Spekulationen dieser Art haben auch dazu geführt, dass sich die Notierungen der Branchenvertreter in Europa in diesem Jahr vergleichsweise widerstandsfähig gezeigt haben, obwohl die Wahrscheinlichkeit einer Rezession im Jahr 2023, beginnend mit Deutschland,  laut Baader Research praktisch täglich steigt

Die Analysten bei dem zitierten Institut bringt dies zu der Frage, wie eine Branche, die im Wesentlichen durch Covid-19 zerstört wurde und nicht in der Lage war, die Gewinnschwelle zu erreichen, wenn Geld praktisch nichts kostete, darauf hoffen kann, die kommende Rezession zu überstehen, ohne ihre Aktionäre erneut zu verwässern.

Um ein Gefühl für die in der Vergangenheit erzielten Ergebnisse zu bekommen, hat man in der nachfolgenden Grafik die diesbezügliche Entwicklungen in den vergangenen Jahren unter die Lupe genommen, wobei die Coronavirus-Krisenjahre 2020 und 2021 gestrichen wurden. Der Spitzengewinn lag demnach 2017 bei fast acht Mrd. EUR, als die Welt eine Phase echten globalen Wachstums erlebte, wie es sie seit der Weltwirtschaftskrise nicht mehr gab. Im Zeitraum 2006-2009 hatte die Branche 35 Mrd. EUR verdient. Im Zeitraum 2020-2021 verlor sie 31 Mrd. EUR. Und sie kann von Glück sagen, wenn sie 2022 einen Gewinn von 2 Mrd. Euro verbucht.

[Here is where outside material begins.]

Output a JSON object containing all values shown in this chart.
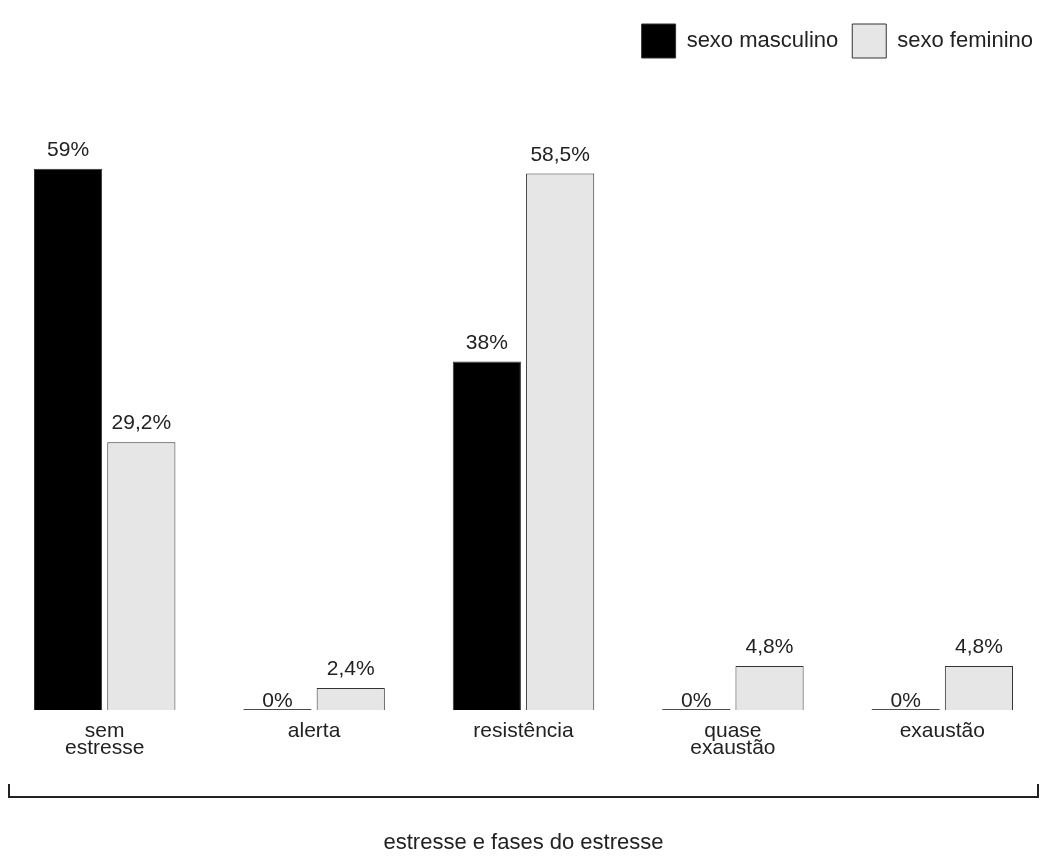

Gewinnentwicklung der Fluggesellschaften ohne 2020 und 2021

Quellen: Baader Bank AG and AlphaValue SA

Ein hohes Verhältnis zwischen Nettoverschuldung und Marktkapitalisierung ist eine Bürde

Aus der Sicht der Baader Bank hat die Branche seltsamerweise im Zeitraum 2006-2022 nur sechs Mrd. EUR an Aktienkapital aufgenommen. Die Kreditgeber waren dafür bereit, der Branche 36 Mrd. EUR zur Verfügung zu stellen, als es höchst profitabel war, diese Gans zu rupfen und gleichzeitig eine Sicherheit aus erster Hand auf die Flugzeuge zu erhalten.

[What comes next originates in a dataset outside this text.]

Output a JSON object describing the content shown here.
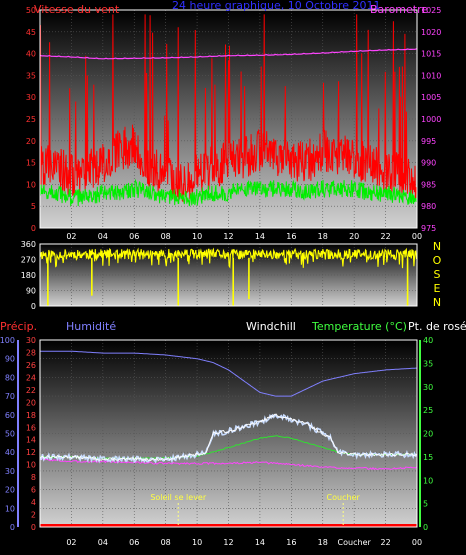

Die Aktionäre sehen sich nun laut den Studienautoren mit einer höchst überraschenden Entwicklung konfrontiert, wie die folgende Grafik zeigt: Sie stehen gegenüber den Kreditgebern praktisch mit leeren Händen da (Schulden in % der Marktkapitalisierung). Die europäischen Aktien insgesamt werden ein relativ stabiles Verhältnis zwischen Nettoverschuldung und Marktkapitalisierung von ca. 20 % aufweisen. Die Fluggesellschaften testen mit einem Verhältnis von 100 % die Stratosphäre und ihren immer rarer werdenden Sauerstoff.

Nettoverschuldung/Marktkapitalisierung: Fluggesellschaften (rosa) immer mehr belastet

Quellen: Baader Bank AG and AlphaValue SA

Das Adrenalin liegt natürlich genau in diesem Verhältnis: Wenn der Cashflow nur einen Teil dieser Schulden tilgen könnte, würden die Aktionäre massive Gewinne verbuchen. Aber letztlich bringt auch dies die Baader Bank zu dem Schluss, dass Aktien von Fluggesellschaften ein Ticket für eine verherrlichende Lotterie sind, bei der die Gewinnchancen gegen den Inhaber stehen. Man selbst würde dieses Risiko nicht eingehen, so das Urteil der Analysten.